Buraq Integrated Solutions designs and builds standard ALERT, ALERT2, hybrid ALERT, and customized flood warning systems. This includes a turn-key transmitter packaged in a traditional ALERT-style canister for standpipe installation. The data loggers at the heart of our flood warning systems have been proven over decades in the harshest, most remote conditions. You can add our systems to an existing network of stations, or we can customize a flood warning system for your unique application.
Our ALERT systems match all standard ALERT protocols, including ALERT2. Our data loggers, proven in thousands of applications worldwide, provide multiple types of inputs (pulse, analog, SDI-12, and others), which allow you to use almost any type of water-level sensor (including pressure transducers, shaft encoders, bubblers, and ultrasonic distance sensors). The onboard algorithms are able to calculate hourly and daily minimums, maximums, averages, totals, flow, or any other statistical value. These values can be stored onboard the system, providing you with a backup of the data. A solar panel provides continuous charge to the battery for your extended, unattended monitoring needs.
If you need additional sensors to measure soil moisture, water quality, or meteorological conditions, it is easy to integrate them. We can upgrade older systems—even those from other manufacturers—with the latest data logger and transmitter, often allowing you to use the same sensors and standpipe or enclosure.
The added performance of ALERT2 systems makes them a logical choice for new systems and for upgrading existing networks. The main advantage is the ability to have larger networks and greatly reduced data loss. When you upgrade an older ALERT network to ALERT2, you don’t have to update the complete system all at once. Rather, you can complete the upgrade in phases to ease the cost and labor burdens. All the other functions and features of the original ALERT systems are still available with ALERT2.
Hybrid ALERT Systems
Our hybrid systems consist of an ALERT system integrated with additional sensors and communications peripherals. One or two radio frequencies can be used, depending on your needs. With a single frequency, two-way communications are avoided during storm events to allow more bandwidth for one-way ALERT communications. You may, however, choose to use two frequencies: one for ALERT and the other for a fully functional, two-way communications network. This provides the following inherent advantages:
- Retries of missed packets
- Clock synchronization
- Re-programming from the base station
- Historical data collection (no holes in the data)

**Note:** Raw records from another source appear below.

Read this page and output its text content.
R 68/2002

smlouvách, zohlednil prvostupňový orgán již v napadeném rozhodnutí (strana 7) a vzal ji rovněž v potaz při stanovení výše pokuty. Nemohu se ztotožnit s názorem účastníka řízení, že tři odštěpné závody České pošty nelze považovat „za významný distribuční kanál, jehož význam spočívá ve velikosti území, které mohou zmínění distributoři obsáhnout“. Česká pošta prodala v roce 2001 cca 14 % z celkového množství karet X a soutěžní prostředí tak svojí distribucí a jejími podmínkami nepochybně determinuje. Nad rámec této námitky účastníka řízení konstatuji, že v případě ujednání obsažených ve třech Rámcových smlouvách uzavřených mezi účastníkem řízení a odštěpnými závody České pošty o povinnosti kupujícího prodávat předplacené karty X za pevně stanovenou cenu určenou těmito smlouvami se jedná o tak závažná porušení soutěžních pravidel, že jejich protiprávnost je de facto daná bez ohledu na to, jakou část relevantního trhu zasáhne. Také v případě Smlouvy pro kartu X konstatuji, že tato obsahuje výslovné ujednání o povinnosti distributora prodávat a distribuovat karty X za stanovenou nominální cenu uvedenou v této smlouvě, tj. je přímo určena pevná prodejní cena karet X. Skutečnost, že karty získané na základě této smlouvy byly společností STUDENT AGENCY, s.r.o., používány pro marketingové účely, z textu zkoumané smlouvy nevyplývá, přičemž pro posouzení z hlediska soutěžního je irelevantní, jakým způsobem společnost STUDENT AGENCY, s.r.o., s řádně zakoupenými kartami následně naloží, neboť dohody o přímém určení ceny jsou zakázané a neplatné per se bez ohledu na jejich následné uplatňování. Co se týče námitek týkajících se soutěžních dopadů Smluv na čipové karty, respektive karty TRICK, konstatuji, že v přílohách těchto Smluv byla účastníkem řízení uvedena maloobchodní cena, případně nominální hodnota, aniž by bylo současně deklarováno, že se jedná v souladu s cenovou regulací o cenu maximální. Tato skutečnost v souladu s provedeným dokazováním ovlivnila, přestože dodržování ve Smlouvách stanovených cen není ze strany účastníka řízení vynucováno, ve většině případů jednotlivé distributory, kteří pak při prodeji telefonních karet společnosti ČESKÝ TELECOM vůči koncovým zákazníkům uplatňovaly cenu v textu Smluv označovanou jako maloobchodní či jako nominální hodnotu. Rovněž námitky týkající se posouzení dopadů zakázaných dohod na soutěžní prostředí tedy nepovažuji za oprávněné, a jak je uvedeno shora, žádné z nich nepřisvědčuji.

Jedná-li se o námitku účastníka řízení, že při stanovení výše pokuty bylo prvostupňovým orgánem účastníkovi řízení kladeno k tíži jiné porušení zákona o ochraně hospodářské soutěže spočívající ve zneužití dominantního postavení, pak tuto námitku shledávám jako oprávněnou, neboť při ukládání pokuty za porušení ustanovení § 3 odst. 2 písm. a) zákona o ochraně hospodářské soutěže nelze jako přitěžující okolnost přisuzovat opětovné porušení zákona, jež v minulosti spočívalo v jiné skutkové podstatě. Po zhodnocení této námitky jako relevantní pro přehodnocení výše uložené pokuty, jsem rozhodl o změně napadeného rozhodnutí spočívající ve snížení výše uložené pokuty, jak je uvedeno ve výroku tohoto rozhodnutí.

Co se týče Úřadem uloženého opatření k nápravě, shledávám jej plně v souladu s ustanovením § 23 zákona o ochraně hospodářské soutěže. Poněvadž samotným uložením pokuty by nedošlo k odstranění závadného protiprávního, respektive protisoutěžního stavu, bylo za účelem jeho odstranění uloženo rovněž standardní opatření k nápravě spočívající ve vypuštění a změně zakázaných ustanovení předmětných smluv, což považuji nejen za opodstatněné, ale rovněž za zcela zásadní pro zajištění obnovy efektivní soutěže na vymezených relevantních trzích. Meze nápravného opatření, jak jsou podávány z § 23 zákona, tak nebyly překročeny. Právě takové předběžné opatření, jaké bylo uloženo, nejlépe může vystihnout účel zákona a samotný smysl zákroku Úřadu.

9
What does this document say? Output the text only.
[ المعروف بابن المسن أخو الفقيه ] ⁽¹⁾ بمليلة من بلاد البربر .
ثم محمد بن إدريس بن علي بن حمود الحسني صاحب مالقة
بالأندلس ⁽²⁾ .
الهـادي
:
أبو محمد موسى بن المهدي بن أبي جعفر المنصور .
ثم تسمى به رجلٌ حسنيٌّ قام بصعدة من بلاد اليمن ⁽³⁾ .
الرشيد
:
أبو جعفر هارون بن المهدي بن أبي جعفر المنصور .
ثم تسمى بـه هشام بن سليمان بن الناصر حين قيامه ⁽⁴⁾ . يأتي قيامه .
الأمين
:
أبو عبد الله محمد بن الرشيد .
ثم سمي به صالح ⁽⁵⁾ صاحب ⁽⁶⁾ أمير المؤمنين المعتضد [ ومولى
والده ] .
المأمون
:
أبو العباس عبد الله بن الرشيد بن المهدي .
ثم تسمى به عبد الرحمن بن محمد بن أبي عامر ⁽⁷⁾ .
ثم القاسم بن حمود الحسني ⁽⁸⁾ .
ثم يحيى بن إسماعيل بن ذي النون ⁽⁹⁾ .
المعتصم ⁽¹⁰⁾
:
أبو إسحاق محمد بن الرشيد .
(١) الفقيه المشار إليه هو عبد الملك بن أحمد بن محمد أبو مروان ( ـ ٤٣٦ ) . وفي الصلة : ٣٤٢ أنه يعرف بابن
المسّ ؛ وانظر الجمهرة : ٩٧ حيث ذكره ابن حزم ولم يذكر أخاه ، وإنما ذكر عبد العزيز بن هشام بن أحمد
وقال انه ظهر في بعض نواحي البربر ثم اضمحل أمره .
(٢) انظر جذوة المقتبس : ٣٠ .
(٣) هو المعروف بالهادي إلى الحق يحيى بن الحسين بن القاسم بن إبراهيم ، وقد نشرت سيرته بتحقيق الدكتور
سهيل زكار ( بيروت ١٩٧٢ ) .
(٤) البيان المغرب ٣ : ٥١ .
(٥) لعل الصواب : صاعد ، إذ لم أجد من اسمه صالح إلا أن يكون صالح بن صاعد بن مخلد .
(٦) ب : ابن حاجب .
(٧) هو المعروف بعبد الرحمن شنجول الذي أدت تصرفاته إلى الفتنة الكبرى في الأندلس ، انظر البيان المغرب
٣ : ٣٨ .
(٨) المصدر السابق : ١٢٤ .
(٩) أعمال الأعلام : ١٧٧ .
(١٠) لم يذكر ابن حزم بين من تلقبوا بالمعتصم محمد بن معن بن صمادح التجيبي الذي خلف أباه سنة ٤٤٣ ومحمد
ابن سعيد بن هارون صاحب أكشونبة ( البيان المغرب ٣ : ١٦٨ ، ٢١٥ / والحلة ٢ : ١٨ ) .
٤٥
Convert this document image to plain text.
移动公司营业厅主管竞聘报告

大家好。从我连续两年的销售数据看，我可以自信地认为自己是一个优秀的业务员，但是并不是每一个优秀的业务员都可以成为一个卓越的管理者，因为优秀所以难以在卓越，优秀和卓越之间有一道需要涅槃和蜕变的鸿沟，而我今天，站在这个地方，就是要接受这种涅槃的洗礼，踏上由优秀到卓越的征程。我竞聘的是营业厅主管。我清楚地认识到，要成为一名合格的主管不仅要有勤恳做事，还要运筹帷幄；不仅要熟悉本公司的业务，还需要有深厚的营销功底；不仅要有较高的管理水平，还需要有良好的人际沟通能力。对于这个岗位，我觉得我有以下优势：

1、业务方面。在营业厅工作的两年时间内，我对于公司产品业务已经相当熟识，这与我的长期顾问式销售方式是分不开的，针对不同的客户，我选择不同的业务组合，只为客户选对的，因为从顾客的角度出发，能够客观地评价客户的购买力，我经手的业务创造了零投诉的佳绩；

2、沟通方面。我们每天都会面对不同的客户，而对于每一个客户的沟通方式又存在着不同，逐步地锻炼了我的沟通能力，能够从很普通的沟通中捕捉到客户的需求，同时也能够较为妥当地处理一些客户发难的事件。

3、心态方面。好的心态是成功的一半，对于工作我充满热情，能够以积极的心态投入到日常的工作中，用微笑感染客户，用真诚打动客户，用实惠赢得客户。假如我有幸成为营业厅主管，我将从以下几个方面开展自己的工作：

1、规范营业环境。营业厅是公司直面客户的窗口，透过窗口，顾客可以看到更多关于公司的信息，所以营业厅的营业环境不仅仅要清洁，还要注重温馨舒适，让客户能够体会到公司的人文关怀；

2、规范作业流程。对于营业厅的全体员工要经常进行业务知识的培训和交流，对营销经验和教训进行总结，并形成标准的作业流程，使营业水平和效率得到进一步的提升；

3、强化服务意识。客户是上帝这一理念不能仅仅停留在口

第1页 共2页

- Interactive control capability
- Voice modem call-out of alarms
If you are able to measure additional parameters at your ALERT site, or to integrate ALERT capabilities with another type of measurement site, it may be easier for you to collaborate with another organization. Collaboration may help keep your costs down.
Customized Flood Warning Network Using LoggerNet Software
A flood warning network that uses LoggerNet software takes advantage of two-way RF communications and the latest in network management software. LoggerNet is a client/server software program used for managing large networks of monitoring stations. A LoggerNet-based system is a viable solution for flood warning applications for two reasons:
- The speed at which LoggerNet can poll multiple RF stations
- The speed and versatility with which LoggerNet can make the data available to multiple interested parties
When a “send data” command is broadcast to a group of remote stations, the stations transmit predefined data to the LoggerNet server in their own time window. Transmission windows can be as short as 100 ms, allowing multiple sites to be polled per second. As the data is collected, LoggerNet clients access it from LANs or via the Internet, making the data available to multiple users or agencies in near real time.
Other Resources and Options
To meet your application’s specific needs, you can combine other resources and communications options with flood warning systems. It is common for local governments to combine resources to obtain the best possible system. In other situations, federal agencies are involved, which increases system coverage and robustness, and even helps with the budget. For example, GOES satellite transmitters can be added to stations to provide automated data archival through the National Weather Service (NOAA/NESDIS) and the U.S. Geological Survey (USGS). Multiple-purpose data-collection systems bring to bear the resources and expertise of environmental data experts.